Mr. Ratas only became Prime Minister in November. His predecessor as leader of the Center Party, Edgar Savisaar, is due to go on trial accused of corruption and embezzling money while Mayor of Tallinn. 

While much of the EU's focus will be on the Brexit negotiations, Mr. Ratas will want to emphasize more positive prospects for the 27 countries which will be left behind when Britain quits.

One of these is the digital single market.

"Europe is one of the world's largest economies and a single market of some 500 million consumers that represents one of the most substantial accomplishments of the European Union," Mr. Ratas said at an event in The Hague on June 27.

​"The internal market is not yet complete in the fields of cross-border connections, energy, capital, and services, for example. The future European economy will clearly be digital. A digital single market would contribute 400 million euros (US$456 million) to the European economy and create thousands of new jobs. This is an untapped opportunity," he added.

Estonia is planning on hosting a digital technology summit in Tallinn on September 29, and Mr. Ratas wants the EU to up its game when it comes to cybersecurity.

Relations between Russia and NATO have significantly deteriorated recently, when NATO began to build up its military presence in Eastern Europe, citing Russia's alleged meddling in the Ukrainian crisis in 2014 and the referendum in Crimea.

​Following the July 2016 summit, NATO announced deployment of four multinational battalions to Estonia, Latvia, Lithuania and Poland.

The US Air Force has deployed its F-35 fifth generation fighter jets to Estonia, within 200 km from the Russian border.
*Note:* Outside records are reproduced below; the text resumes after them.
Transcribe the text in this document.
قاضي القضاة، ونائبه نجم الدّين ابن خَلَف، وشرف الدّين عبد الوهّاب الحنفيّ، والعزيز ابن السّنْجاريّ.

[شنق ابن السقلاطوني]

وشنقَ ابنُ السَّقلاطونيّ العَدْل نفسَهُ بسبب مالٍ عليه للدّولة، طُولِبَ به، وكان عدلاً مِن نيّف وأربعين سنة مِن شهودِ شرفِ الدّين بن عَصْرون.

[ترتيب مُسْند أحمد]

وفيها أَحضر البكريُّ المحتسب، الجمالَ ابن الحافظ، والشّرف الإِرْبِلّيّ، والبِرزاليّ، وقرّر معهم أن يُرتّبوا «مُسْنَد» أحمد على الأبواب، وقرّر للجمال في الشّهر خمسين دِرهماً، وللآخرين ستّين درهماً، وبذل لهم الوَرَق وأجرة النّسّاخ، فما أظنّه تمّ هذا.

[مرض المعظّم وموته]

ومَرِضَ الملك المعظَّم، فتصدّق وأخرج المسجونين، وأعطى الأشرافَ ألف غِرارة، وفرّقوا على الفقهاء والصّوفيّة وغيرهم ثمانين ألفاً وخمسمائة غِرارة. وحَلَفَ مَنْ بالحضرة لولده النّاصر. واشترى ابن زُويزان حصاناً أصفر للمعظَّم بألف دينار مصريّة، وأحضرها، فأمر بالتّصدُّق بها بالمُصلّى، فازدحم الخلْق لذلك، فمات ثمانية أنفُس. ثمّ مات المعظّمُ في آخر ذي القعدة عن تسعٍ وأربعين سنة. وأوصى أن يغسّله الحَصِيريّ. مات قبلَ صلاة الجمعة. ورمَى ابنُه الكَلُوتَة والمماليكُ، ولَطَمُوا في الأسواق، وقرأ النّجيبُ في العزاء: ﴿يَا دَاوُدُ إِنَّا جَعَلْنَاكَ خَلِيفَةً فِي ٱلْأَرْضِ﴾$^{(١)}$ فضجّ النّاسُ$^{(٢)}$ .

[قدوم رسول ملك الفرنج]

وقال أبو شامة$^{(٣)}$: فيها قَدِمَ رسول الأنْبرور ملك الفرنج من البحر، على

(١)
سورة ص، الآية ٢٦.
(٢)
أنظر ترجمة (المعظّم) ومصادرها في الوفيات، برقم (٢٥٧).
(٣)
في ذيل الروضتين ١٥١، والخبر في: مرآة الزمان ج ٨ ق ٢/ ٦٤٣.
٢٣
Moscow says it considers NATO air patrols in the Baltic a threat to regional security. 

© AP PhotoIn this image made from video, two F35A fighter jets sit on the tarmac at the Amari Airbase in Harjumaa, Estonia, Tuesday, April 25, 2017
In this image made from video, two F35A fighter jets sit on the tarmac at the Amari Airbase in Harjumaa, Estonia, Tuesday, April 25, 2017 - Sputnik International
In this image made from video, two F35A fighter jets sit on the tarmac at the Amari Airbase in Harjumaa, Estonia, Tuesday, April 25, 2017

In May, Estonia's Conservative People's Party actually proposed stripping ethnic Russians of the right to vote in local elections.

In 2007, Estonia claimed Russia was behind a series of cyberattacks in Estonia. Russia denied any involvement in the attacks and Kremlin spokesman Dmitry Peskov said at the time the allegations were "completely untrue."
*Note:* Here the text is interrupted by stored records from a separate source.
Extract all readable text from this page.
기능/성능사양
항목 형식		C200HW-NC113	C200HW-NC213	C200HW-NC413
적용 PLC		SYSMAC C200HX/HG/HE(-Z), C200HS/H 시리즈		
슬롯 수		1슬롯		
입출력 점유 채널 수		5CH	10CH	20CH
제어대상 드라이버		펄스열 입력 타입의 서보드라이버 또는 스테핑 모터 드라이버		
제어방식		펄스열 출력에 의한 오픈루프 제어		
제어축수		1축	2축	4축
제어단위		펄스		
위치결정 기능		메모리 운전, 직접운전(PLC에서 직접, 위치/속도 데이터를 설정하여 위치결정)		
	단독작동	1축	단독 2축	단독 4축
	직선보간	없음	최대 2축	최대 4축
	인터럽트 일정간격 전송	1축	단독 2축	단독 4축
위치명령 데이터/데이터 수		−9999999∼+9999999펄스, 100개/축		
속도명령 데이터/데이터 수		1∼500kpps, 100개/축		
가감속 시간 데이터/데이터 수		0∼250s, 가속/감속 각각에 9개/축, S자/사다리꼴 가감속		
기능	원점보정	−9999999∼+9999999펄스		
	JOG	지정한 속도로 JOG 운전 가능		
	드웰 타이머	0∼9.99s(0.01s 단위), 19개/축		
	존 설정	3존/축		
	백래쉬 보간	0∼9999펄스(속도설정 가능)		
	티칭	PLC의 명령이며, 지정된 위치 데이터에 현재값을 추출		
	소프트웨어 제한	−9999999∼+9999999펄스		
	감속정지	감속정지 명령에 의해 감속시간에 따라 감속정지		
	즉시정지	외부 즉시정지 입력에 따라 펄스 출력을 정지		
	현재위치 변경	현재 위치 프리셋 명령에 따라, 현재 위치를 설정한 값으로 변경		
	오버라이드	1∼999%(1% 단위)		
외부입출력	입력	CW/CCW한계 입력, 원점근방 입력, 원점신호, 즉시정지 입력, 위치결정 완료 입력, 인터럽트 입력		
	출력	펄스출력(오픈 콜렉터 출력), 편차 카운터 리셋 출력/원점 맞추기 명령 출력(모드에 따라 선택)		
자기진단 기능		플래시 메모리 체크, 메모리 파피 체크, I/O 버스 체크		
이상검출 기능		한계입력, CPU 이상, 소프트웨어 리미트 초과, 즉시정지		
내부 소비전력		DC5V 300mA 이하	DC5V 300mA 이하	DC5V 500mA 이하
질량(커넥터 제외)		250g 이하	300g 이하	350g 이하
Estonia will even be handing out an official gift pack will includes a USB data blocker — a device that allows mobile devices to be charged in public while preventing data being removed or viruses being installed.

Estonian diplomats referred to it as a "USB condom."

Estonia claims to be a leader in the world of digital technology. Its government began having paperless meetings as far back as 1999, digital signatures are used on official documents and a third of the electorate voted online at the last general election in 2015.

But Matti Maasikas, the Estonian deputy minister for European affairs, contradicted his boss this week when he suggested the migration crisis, not the digital single market, was Estonia's biggest priority.

"The migration crisis, and the implications of managing the migration crisis on European solidarity," he said, when asked to name the number one priority.

Sweden, Finland and the Netherlands are the three biggest investors in Estonia.